My Best Art Piece

As an artist who is also a young professional and a graduate student, I’m used to hearing both others and myself commiserate about trying to find the time and space to do art.  Eight foot tall oil paintings just aren’t plausible in a small, rented apartment on the outskirts of Boston when you work two and a half jobs.  I realized this before going into my new life and started working on smaller pieces, but even so, my painting output has trickled down to a small and inconsistent flow.

And yet I don’t feel any lack of creativity.  There are many reasons for this, but I struck on one in particular while I was writing in my nightly journal (which I will have to go back to after the completion of this blog post).  For the past couple years I’ve joked that I am my best art piece.  To the extent that if I got a tattoo, which is still in the list of possibilities, I would want it to be my artist signature so that I would have signed said best piece of art.  I always approached this half-jokingly and semi-seriously.  My current definition of art is “an object or idea to which a person devotes time, thought, and energy.”  If this is true, than I am indeed an art piece, as are you.

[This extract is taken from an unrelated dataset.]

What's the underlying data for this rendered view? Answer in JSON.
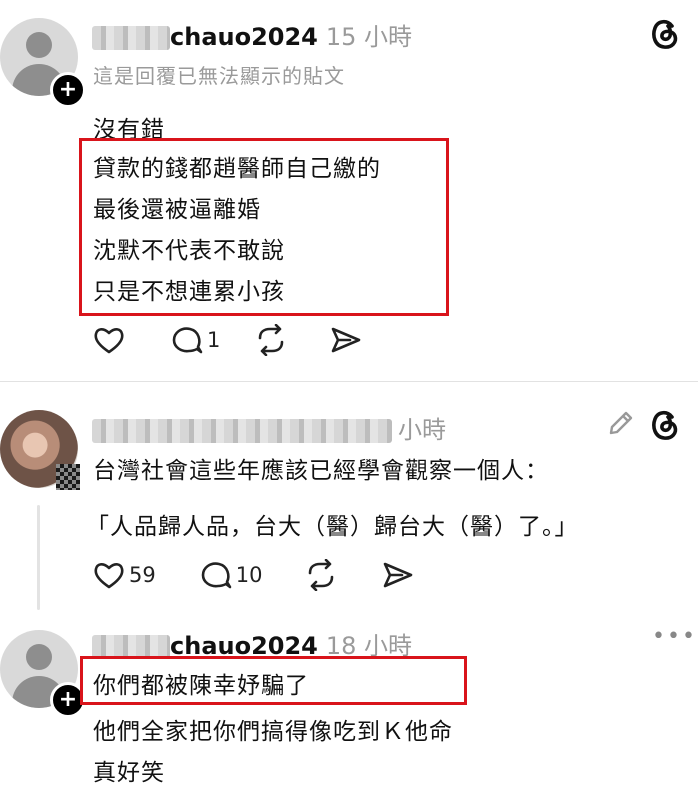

As I was writing tonight, I realized that this metaphor can be applied in another way.  I’ve noticed that when I do a creative act, the whole picture often overwhelms me.  For example, if I try and draw a face and it looks like a deformed melon.  But when I try and draw the specific curves and lines, ignoring the fact that they will make a face when they come together, at first it looks disjointed and wrong.  If I push past that and continue to focus on the lines, then after x amount of time I have an art piece.

My life is like a drawing.  If I try and create the whole thing in one broad stroke, it takes on life’s version of a deformed melon, ungainly, overwhelming, and downright discouraging.  However, if I separate out the elements, focusing on the way the blue dots meet the red squiggles throughout the piece, trying to highlight a path for eye movement, or bring balance to the overall composition, then I make progress.  It’s then that I can do work intently, step back and marvel at my success, and then dive back in.

Of course, sometimes when I take a step back it looks just as bad as it did when I started.  This happens in my life too.  I spend all my time focusing on my folk songs only to realize that my technical skills as a classical pianist have all but disappeared.  But sometimes, when I spend all my time developing myself as an art teacher and start wondering if I’ve left behind my painter self, I step back and realize that because the teacher part of my “life art” is stronger, myself as a person overall is stronger.  What I’ve been focusing on contributes to the balance of the overall composition of my life.

With this reassuring thought in mind, I’ll turn back to my journal and continue writing about the wonderful class I taught today on figure drawing while my paintings shiver in the corner, my guitars sigh in their cases, and my book continues to sleep on my desktop.  But soon it will be their turn, because to create a wonderful art piece you have to pay attention to every detail.